I don't know what of kinde means, but to be sure it was something prodigiously expressive and gallant in those days, by its being unintelligible now. Adieu! Do the Chutes cicisb`e it?
(961) I think it was the ballet de la paix.
(962) It was for a present to Mr. Stone, the Duke of Newcastle's secretary
(963) Henry Howard, son of the Duke of Norfolk. Under a charge of high-treason, of which he was manifestly innocent, this noble soldier and accomplished poet was found guilty, and in 1547, in his thirty-first year, was beheaded on Tower Hill. History is silent as to the name of fair Geraldine.-E.
385 Letter 146 To Sir Horace Mann. London, Aug. 16, 1744.
I am writing to you two or three days beforehand, by way of settling my affairs-not that I am going to be married or to die; but something as bad as either if it were to last as long. You will guess that it can only be going to Houghton; but I make as much an affair of that, as other people would of going to Jamaica. Indeed I don't lay in store of cake and bandboxes, and citron-water, and cards, and cold meat, as country-women do after the session. My packing-up and travelling concerns lie in very small compass; nothing but myself and Patapan, my footman, a cloak-bag, and a couple of books. My old Tom is even reduced upon the article of my journey; he is at the Bath, patching together some very bad remains of a worn-out constitution. I always travel without company; for then I take my own hours and my own humours, which I don't think the most tractable to shut up in a coach with any body else. You know, St. Evremont's rule for conquering the passions, was to indulge them mine for keeping my temper in order, is never to leave it too long with another person. I have found out that it will have its way, but I make it take its way by itself. It is such sort of reflection as this, that makes me hate the country: it is impossible in one house with one set of company, to be always enough upon one's guard to make one's self agreeable, which one ought to do, as one always expects it from others. If I had a house of my own in the country, and could live there now and then alone, or frequently changing my company, I am persuaded I should like it; at least, I fancy I should; for when one begins to reflect why one don't like the country, I believe one grows near liking to reflect in it. I feel very often that I grow to correct twenty things in myself, as thinking them ridiculous at my age; and then with my spirit of whim and folly, I make myself believe that this is all prudence, and that I wish I were young enough to be as thoughtless and extravagant as I used to be. But if I know any thing of the matter, this is all flattering myself. I grow older, and love my follies less-if I did not, alas! poor prudence and reflection!
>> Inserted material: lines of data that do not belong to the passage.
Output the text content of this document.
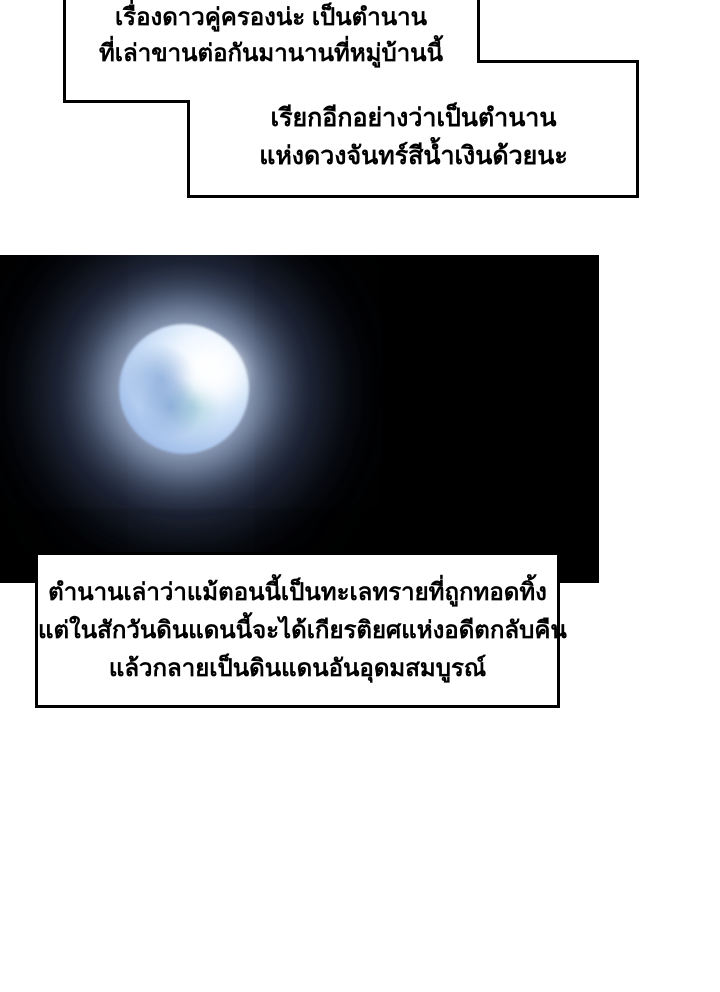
เรื่องดาวคู่ครองน่ะ เป็นตำนาน
ที่เล่าขานต่อกันมานานที่หมู่บ้านนี้
เรียกอีกอย่างว่าเป็นตำนาน
แห่งดวงจันทร์สีน้ำเงินด้วยนะ
ตำนานเล่าว่าแม้ตอนนี้เป็นทะเลทรายที่ถูกทอดทิ้ง
แต่ในสักวันดินแดนนี้จะได้เกียรติยศแห่งอดีตกลับคืน
แล้วกลายเป็นดินแดนอันอุดมสมบูรณ์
I think I have pretty well exhausted the chapter of myself. I will now go talk to YOU Of another fellow, who makes me look upon myself as a very perfect character; for as I have little merit naturally, and only pound a stray virtue now @ind then by chance, the other gentleman seems to have no vice, rather no villainy, but what he nurses in himself and metliodizes with as much pains as a stoic would patience. Indeed his pains are not thrown away. This painstaking person's name is Frederic, King of Prussia. Pray remember for the future never to speak of him and H. W. without giving the latter the preference. Last week we were all alarm! He was before Prague with fifty thousand men, and not a man in Bohemia to ask him, "What dost thou?" This week we have raised a hundred thousand Hungarians, besides vast militias and loyal nobilities. The King of Poland is to attack him on his march, and the Russians to fall on Prussia.(964) In the mean time, his letter or address to the people of England(965) has been published here: it is a poor performance! His Voltaires and his litterati should correct his works before they are printed. A careless song, with a little nonsense in it now and then, does not misbecome a monarch; but to pen manifestoes worse than the lowest commis that is kept jointly by two or three margraves, is insufferable!
We are very strong in Flanders, but still expect to do nothing this campaign. The French are so entrenched, that it is impossible to attack them. There is talk of besieging Maubeuge; I don't know how certainly.
Lord Middlesex's match is determined, and the writings signed. She proves an immense fortune; they pretend a hundred and thirty thousand pounds-what a fund for making operas!
My Lady Carteret is going to Tunbridge—there is a hurry for a son: his only one is gone mad: about a fortnight ago he was at the Duke of Bedford's, and as much in his few senses as ever. At five o'clock in the morning he waked the duke and duchess all bloody, and with the lappet of his coat held up full of ears: he had been in the stable and cropped all the horses! He is shut up.(966) My lady is in the honeymoon of her grandeur: she lives in public places, whither she is escorted by the old beaux of her husband's court; fair white-wigged old gallants, the Duke of Bolton,(967) Lord Tweedale, Lord Bathurst, and Charles Fielding;(968) and she all over knots, and small hoods, and ribands. Her brother told me the other night, "Indeed I think my thister doesth countenanth Ranelagh too mutch." They call Lord Pomfret, King Stanislaus, the queen's father.